FueledByCoffee's picture
FueledByCoffee

No whole grain at all!  All of that color is just from the grape skin flour, it was the Chardonnay flavor.  The flavor was kind of reminiscent of rye bread to be honest, I was a little surprised in that area.  I think my next step is to start feeding a sourdough culture with a percent or two of this flour daily and then do a bake once the flavor has set in to the culture and see if that creates an interesting flavor in the sourdough...Thank you for all the kind words, I have had some wonderful teachers to help me along in my baking.  

 

I'm thinking 2-3 percent grapeskin flour would be adequate for coloration, it does a ton of that!

golgi70's picture
golgi70

Thats pretty cool that such a small amount adds that gorgeous color to the bread.  If the flour is made from organic raw dehydrated grape skins they may still have some of the yeast and boost a sourdough culture?  Nothing wrong with adding notes of rye and that amazing color.  

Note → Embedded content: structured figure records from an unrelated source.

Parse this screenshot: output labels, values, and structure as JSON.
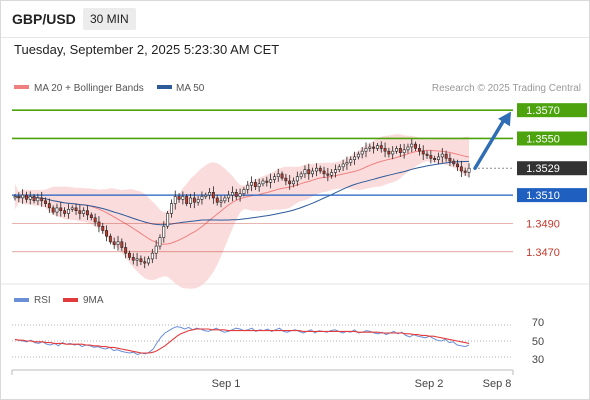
{
  "header": {
    "symbol": "GBP/USD",
    "timeframe": "30 MIN",
    "timestamp": "Tuesday, September 2, 2025 5:23:30 AM CET"
  },
  "colors": {
    "green": "#4ca30d",
    "blue_level": "#1f5fbf",
    "red_level": "#c0392b",
    "current": "#333333",
    "candle_up": "#ffffff",
    "candle_down": "#c0392b",
    "ma20": "#f08080",
    "bollinger": "#f9d0d0",
    "ma50": "#2c5a9a",
    "rsi": "#6b8fd6",
    "rsi_ma": "#e33b3b",
    "arrow": "#2f6db5"
  },
  "chart_data": [
    {
      "type": "candlestick",
      "legend": [
        {
          "label": "MA 20 + Bollinger Bands",
          "color": "#f08080"
        },
        {
          "label": "MA 50",
          "color": "#2c5a9a"
        }
      ],
      "credit": "Research © 2025 Trading Central",
      "ylim": [
        1.3455,
        1.358
      ],
      "x_ticks": [
        "Sep 1",
        "Sep 2",
        "Sep 8"
      ],
      "levels": [
        {
          "label": "1.3570",
          "value": 1.357,
          "kind": "resistance"
        },
        {
          "label": "1.3550",
          "value": 1.355,
          "kind": "resistance"
        },
        {
          "label": "1.3529",
          "value": 1.3529,
          "kind": "current"
        },
        {
          "label": "1.3510",
          "value": 1.351,
          "kind": "pivot"
        },
        {
          "label": "1.3490",
          "value": 1.349,
          "kind": "support"
        },
        {
          "label": "1.3470",
          "value": 1.347,
          "kind": "support"
        }
      ],
      "projection": {
        "from": 1.3529,
        "to": 1.3569
      },
      "closes": [
        1.3509,
        1.3508,
        1.351,
        1.3507,
        1.3509,
        1.3506,
        1.3508,
        1.3506,
        1.3504,
        1.3501,
        1.3498,
        1.3501,
        1.3499,
        1.3497,
        1.35,
        1.3501,
        1.3499,
        1.3497,
        1.3499,
        1.3496,
        1.3494,
        1.3491,
        1.3488,
        1.3485,
        1.3481,
        1.3477,
        1.3475,
        1.3477,
        1.3473,
        1.3469,
        1.3466,
        1.3464,
        1.3465,
        1.3463,
        1.3462,
        1.3465,
        1.3469,
        1.3474,
        1.348,
        1.3488,
        1.3497,
        1.3504,
        1.3509,
        1.3507,
        1.3509,
        1.3504,
        1.3508,
        1.3505,
        1.3507,
        1.3509,
        1.351,
        1.3512,
        1.3508,
        1.3505,
        1.3506,
        1.3508,
        1.351,
        1.3512,
        1.3509,
        1.3511,
        1.3514,
        1.3517,
        1.3519,
        1.3516,
        1.3518,
        1.352,
        1.3519,
        1.3521,
        1.3523,
        1.3525,
        1.3522,
        1.352,
        1.3518,
        1.352,
        1.3523,
        1.3525,
        1.3528,
        1.3525,
        1.3527,
        1.3529,
        1.3527,
        1.3525,
        1.3524,
        1.3526,
        1.3528,
        1.353,
        1.3532,
        1.3533,
        1.3535,
        1.3537,
        1.3539,
        1.3541,
        1.3543,
        1.3544,
        1.3543,
        1.3545,
        1.3543,
        1.3541,
        1.3539,
        1.3541,
        1.3543,
        1.354,
        1.3542,
        1.3544,
        1.3546,
        1.3543,
        1.3541,
        1.3539,
        1.3538,
        1.3536,
        1.3535,
        1.3537,
        1.3539,
        1.3536,
        1.3534,
        1.3532,
        1.353,
        1.3527,
        1.3526,
        1.3529
      ]
    },
    {
      "type": "line",
      "legend": [
        {
          "label": "RSI",
          "color": "#6b8fd6"
        },
        {
          "label": "9MA",
          "color": "#e33b3b"
        }
      ],
      "ylim": [
        20,
        80
      ],
      "y_ticks": [
        "70",
        "50",
        "30"
      ],
      "rsi": [
        52,
        51,
        50,
        49,
        51,
        48,
        47,
        49,
        46,
        45,
        47,
        44,
        48,
        46,
        47,
        45,
        46,
        43,
        45,
        44,
        42,
        43,
        41,
        40,
        42,
        38,
        39,
        37,
        36,
        35,
        36,
        33,
        35,
        34,
        36,
        40,
        48,
        55,
        60,
        63,
        66,
        68,
        67,
        65,
        67,
        64,
        66,
        65,
        63,
        62,
        64,
        66,
        63,
        61,
        62,
        64,
        66,
        65,
        63,
        64,
        66,
        62,
        64,
        63,
        65,
        62,
        64,
        66,
        62,
        61,
        63,
        64,
        62,
        60,
        62,
        64,
        60,
        63,
        62,
        61,
        63,
        64,
        62,
        60,
        62,
        61,
        64,
        60,
        61,
        63,
        62,
        60,
        59,
        61,
        58,
        60,
        62,
        59,
        61,
        57,
        55,
        58,
        56,
        55,
        54,
        56,
        53,
        51,
        50,
        52,
        48,
        49,
        45,
        44,
        43,
        45
      ],
      "ma9": [
        52,
        51,
        51,
        50,
        50,
        49,
        49,
        49,
        48,
        48,
        47,
        47,
        47,
        46,
        46,
        46,
        46,
        46,
        45,
        45,
        44,
        44,
        43,
        43,
        42,
        42,
        41,
        40,
        39,
        38,
        37,
        36,
        35,
        35,
        35,
        36,
        38,
        41,
        44,
        48,
        52,
        56,
        59,
        61,
        63,
        64,
        65,
        65,
        65,
        65,
        64,
        64,
        64,
        64,
        63,
        63,
        63,
        63,
        63,
        63,
        63,
        63,
        63,
        63,
        63,
        63,
        63,
        63,
        63,
        63,
        63,
        63,
        63,
        62,
        62,
        62,
        62,
        62,
        62,
        62,
        62,
        62,
        62,
        62,
        62,
        62,
        62,
        61,
        61,
        61,
        61,
        61,
        61,
        60,
        60,
        60,
        60,
        60,
        60,
        59,
        59,
        58,
        58,
        57,
        57,
        56,
        56,
        55,
        54,
        53,
        52,
        51,
        50,
        49,
        48,
        47
      ]
    }
  ]
}
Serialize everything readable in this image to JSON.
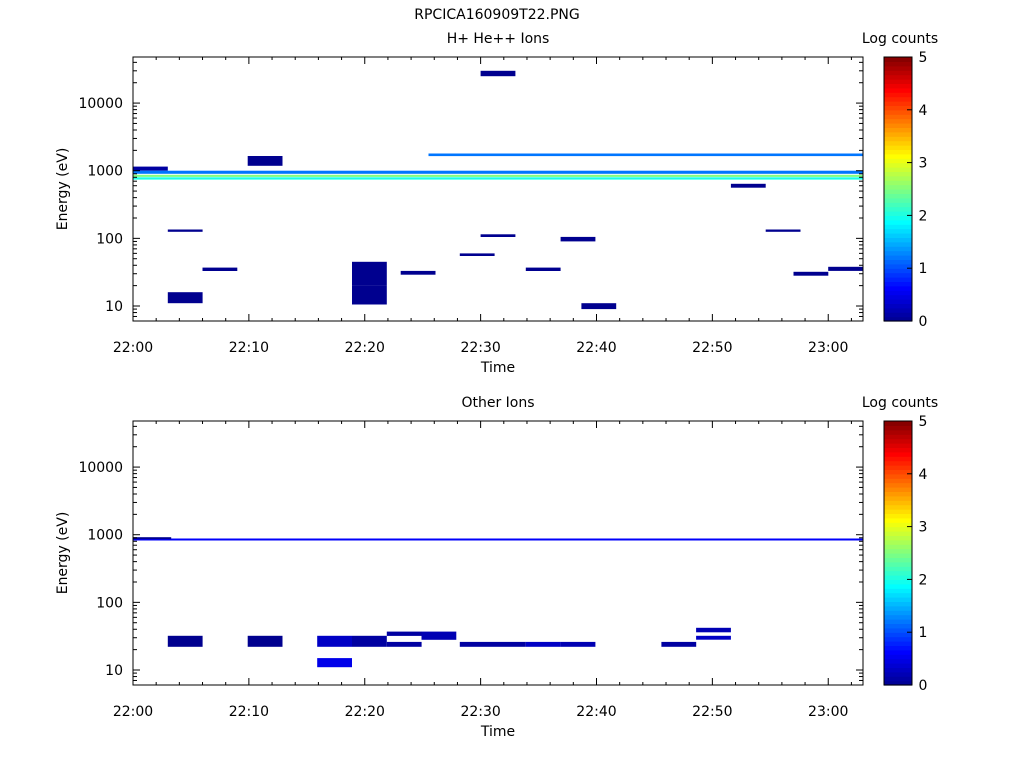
{
  "figure": {
    "filename": "RPCICA160909T22.PNG"
  },
  "colormap": [
    "#00008f",
    "#0000ff",
    "#0080ff",
    "#00ffff",
    "#80ff80",
    "#ffff00",
    "#ff8000",
    "#ff0000",
    "#800000"
  ],
  "chart_data": [
    {
      "type": "heatmap",
      "title": "H+ He++ Ions",
      "xlabel": "Time",
      "ylabel": "Energy (eV)",
      "x_range": [
        "22:00",
        "23:03"
      ],
      "y_range": [
        6,
        48000
      ],
      "y_scale": "log",
      "x_ticks": [
        "22:00",
        "22:10",
        "22:20",
        "22:30",
        "22:40",
        "22:50",
        "23:00"
      ],
      "y_ticks": [
        "10",
        "100",
        "1000",
        "10000"
      ],
      "colorbar": {
        "label": "Log counts",
        "range": [
          0,
          5
        ],
        "ticks": [
          "0",
          "1",
          "2",
          "3",
          "4",
          "5"
        ]
      },
      "cells": [
        {
          "t": [
            0,
            1
          ],
          "e": [
            1000,
            1150
          ],
          "v": 0.1
        },
        {
          "t": [
            0,
            21
          ],
          "e": [
            810,
            870
          ],
          "v": 2.5
        },
        {
          "t": [
            0,
            21
          ],
          "e": [
            740,
            800
          ],
          "v": 2.0
        },
        {
          "t": [
            0,
            21
          ],
          "e": [
            900,
            1000
          ],
          "v": 1.2
        },
        {
          "t": [
            8.5,
            21
          ],
          "e": [
            1650,
            1800
          ],
          "v": 1.2
        },
        {
          "t": [
            1,
            2
          ],
          "e": [
            11,
            16
          ],
          "v": 0
        },
        {
          "t": [
            6.3,
            7.3
          ],
          "e": [
            20,
            45
          ],
          "v": 0
        },
        {
          "t": [
            12.9,
            13.9
          ],
          "e": [
            9,
            11
          ],
          "v": 0
        },
        {
          "t": [
            6.3,
            7.3
          ],
          "e": [
            10.5,
            20
          ],
          "v": 0
        },
        {
          "t": [
            2,
            3
          ],
          "e": [
            33,
            37
          ],
          "v": 0
        },
        {
          "t": [
            7.7,
            8.7
          ],
          "e": [
            29,
            33
          ],
          "v": 0
        },
        {
          "t": [
            11.3,
            12.3
          ],
          "e": [
            33,
            37
          ],
          "v": 0
        },
        {
          "t": [
            19,
            20
          ],
          "e": [
            28,
            32
          ],
          "v": 0
        },
        {
          "t": [
            20,
            21
          ],
          "e": [
            33,
            38
          ],
          "v": 0
        },
        {
          "t": [
            12.3,
            13.3
          ],
          "e": [
            90,
            105
          ],
          "v": 0
        },
        {
          "t": [
            1,
            2
          ],
          "e": [
            125,
            135
          ],
          "v": 0
        },
        {
          "t": [
            10,
            11
          ],
          "e": [
            105,
            115
          ],
          "v": 0
        },
        {
          "t": [
            9.4,
            10.4
          ],
          "e": [
            55,
            60
          ],
          "v": 0
        },
        {
          "t": [
            18.2,
            19.2
          ],
          "e": [
            125,
            135
          ],
          "v": 0
        },
        {
          "t": [
            3.3,
            4.3
          ],
          "e": [
            1180,
            1650
          ],
          "v": 0
        },
        {
          "t": [
            10,
            11
          ],
          "e": [
            25000,
            30000
          ],
          "v": 0
        },
        {
          "t": [
            17.2,
            18.2
          ],
          "e": [
            560,
            640
          ],
          "v": 0
        }
      ]
    },
    {
      "type": "heatmap",
      "title": "Other Ions",
      "xlabel": "Time",
      "ylabel": "Energy (eV)",
      "x_range": [
        "22:00",
        "23:03"
      ],
      "y_range": [
        6,
        48000
      ],
      "y_scale": "log",
      "x_ticks": [
        "22:00",
        "22:10",
        "22:20",
        "22:30",
        "22:40",
        "22:50",
        "23:00"
      ],
      "y_ticks": [
        "10",
        "100",
        "1000",
        "10000"
      ],
      "colorbar": {
        "label": "Log counts",
        "range": [
          0,
          5
        ],
        "ticks": [
          "0",
          "1",
          "2",
          "3",
          "4",
          "5"
        ]
      },
      "cells": [
        {
          "t": [
            0,
            21
          ],
          "e": [
            830,
            880
          ],
          "v": 0.6
        },
        {
          "t": [
            0,
            1.1
          ],
          "e": [
            860,
            920
          ],
          "v": 0
        },
        {
          "t": [
            1,
            2
          ],
          "e": [
            22,
            32
          ],
          "v": 0
        },
        {
          "t": [
            3.3,
            4.3
          ],
          "e": [
            22,
            32
          ],
          "v": 0
        },
        {
          "t": [
            5.3,
            6.3
          ],
          "e": [
            22,
            32
          ],
          "v": 0.3
        },
        {
          "t": [
            6.3,
            7.3
          ],
          "e": [
            22,
            32
          ],
          "v": 0.1
        },
        {
          "t": [
            5.3,
            6.3
          ],
          "e": [
            11,
            15
          ],
          "v": 0.5
        },
        {
          "t": [
            7.3,
            8.3
          ],
          "e": [
            22,
            26
          ],
          "v": 0.1
        },
        {
          "t": [
            7.3,
            8.3
          ],
          "e": [
            32,
            37
          ],
          "v": 0.1
        },
        {
          "t": [
            8.3,
            9.3
          ],
          "e": [
            28,
            37
          ],
          "v": 0.2
        },
        {
          "t": [
            9.4,
            11.3
          ],
          "e": [
            22,
            26
          ],
          "v": 0.1
        },
        {
          "t": [
            11.3,
            12.3
          ],
          "e": [
            22,
            26
          ],
          "v": 0.3
        },
        {
          "t": [
            12.3,
            13.3
          ],
          "e": [
            22,
            26
          ],
          "v": 0.2
        },
        {
          "t": [
            15.2,
            16.2
          ],
          "e": [
            22,
            26
          ],
          "v": 0.1
        },
        {
          "t": [
            16.2,
            17.2
          ],
          "e": [
            28,
            32
          ],
          "v": 0.3
        },
        {
          "t": [
            16.2,
            17.2
          ],
          "e": [
            36,
            42
          ],
          "v": 0.2
        }
      ]
    }
  ]
}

Nice Baking and I look forward to see where the experiments lead you

Josh

BakingBad23's picture
BakingBad23

Please post pictures once you make a loaf with the grapeskin culture! This looks beautiful though. Professional work!

tea berries's picture
tea berries

What is grape skin flour? 

FueledByCoffee's picture
FueledByCoffee

In short - dried and ground grape skins.  It came about as a byproduct of wine making essentially.  Lots of unused/disposed grape skins that are now being turned into a flour.